Background: Computer modeling is used to predict inhaled aerosol deposition in the lung based on definition of the aerosol characteristics and the breathing pattern and airway anatomy of the subject. Validation of the models is limited by the lack of detailed experimental data. Three-dimensional imaging provides an opportunity to address this unmet need. Methods: Radioactive aerosol was administered to six male asthmatic subjects on two occasions under carefully monitored input conditions. Input parameters varied in particle size, depth of breathing, and carrier gas.
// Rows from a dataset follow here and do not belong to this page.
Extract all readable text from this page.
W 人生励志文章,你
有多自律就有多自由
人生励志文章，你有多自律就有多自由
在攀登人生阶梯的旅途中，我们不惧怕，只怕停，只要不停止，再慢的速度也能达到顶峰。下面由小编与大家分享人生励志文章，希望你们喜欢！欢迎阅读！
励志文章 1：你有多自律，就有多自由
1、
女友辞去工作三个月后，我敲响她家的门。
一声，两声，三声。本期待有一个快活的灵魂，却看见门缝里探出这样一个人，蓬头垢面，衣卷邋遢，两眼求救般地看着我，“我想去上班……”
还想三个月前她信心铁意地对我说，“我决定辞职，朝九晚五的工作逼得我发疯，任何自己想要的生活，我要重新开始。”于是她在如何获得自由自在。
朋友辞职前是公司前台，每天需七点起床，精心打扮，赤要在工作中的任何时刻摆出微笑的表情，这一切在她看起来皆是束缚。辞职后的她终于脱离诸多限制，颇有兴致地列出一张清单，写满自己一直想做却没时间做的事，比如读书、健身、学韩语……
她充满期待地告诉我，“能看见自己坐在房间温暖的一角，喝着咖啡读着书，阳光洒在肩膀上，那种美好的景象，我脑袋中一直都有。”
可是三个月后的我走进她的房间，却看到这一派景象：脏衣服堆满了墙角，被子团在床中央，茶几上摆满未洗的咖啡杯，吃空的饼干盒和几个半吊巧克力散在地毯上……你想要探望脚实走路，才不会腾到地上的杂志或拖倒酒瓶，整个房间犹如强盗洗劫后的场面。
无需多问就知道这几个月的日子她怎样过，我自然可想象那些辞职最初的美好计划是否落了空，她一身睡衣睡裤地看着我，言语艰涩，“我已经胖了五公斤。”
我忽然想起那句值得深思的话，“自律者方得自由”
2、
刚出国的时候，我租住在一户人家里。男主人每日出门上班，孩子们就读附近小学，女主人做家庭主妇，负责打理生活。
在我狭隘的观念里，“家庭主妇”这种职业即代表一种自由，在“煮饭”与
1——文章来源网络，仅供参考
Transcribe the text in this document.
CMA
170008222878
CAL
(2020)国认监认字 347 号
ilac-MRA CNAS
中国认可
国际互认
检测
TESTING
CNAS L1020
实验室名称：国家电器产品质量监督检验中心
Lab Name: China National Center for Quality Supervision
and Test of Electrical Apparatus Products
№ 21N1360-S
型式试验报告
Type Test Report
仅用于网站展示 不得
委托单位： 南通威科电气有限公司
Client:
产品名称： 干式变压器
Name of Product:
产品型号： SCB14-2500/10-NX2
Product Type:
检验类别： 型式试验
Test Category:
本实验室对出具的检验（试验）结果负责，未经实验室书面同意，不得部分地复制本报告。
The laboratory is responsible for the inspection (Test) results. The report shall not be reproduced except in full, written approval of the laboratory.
The aerosol distribution was measured by combined single photon emission computed tomography and x-ray computer tomography (SPECT/CT) and airway anatomy by high resolution CT. The deposition distribution was measured by both a 2D and 3D analysis and described in terms of the percentage of inhaled aerosol deposited in sections of the respiratory tract and in both spatial and anatomical subdivisions within each lung. The percentage deposition in the conducting airways was also assessed by 24 h clearance. Results: A set of imaging data of aerosol deposition has thus been produced in which the input parameters of inhalation are well described. The results in asthmatics were compared to previous measurements in healthy controls using an identical inhalation protocol. The percentages of deposition in extra-thoracic and thoracic compartments of the airways were not significantly affected by disease, but the regional pulmonary deposition pattern was, with asthma leading to increased deposition in the conducting airways. Conclusions: The dataset acquired in this study will be useful in validating computer models of aerosol deposition in asthmatic subjects. Asthma did not affect the fraction of inhaled aerosol depositing in the lungs, but gave rise to a more central deposition pattern. The use of 3D SPECT imaging in combination with 24 h clearance measurements enables differentiation of deposition between bronchial and bronchiolar airways.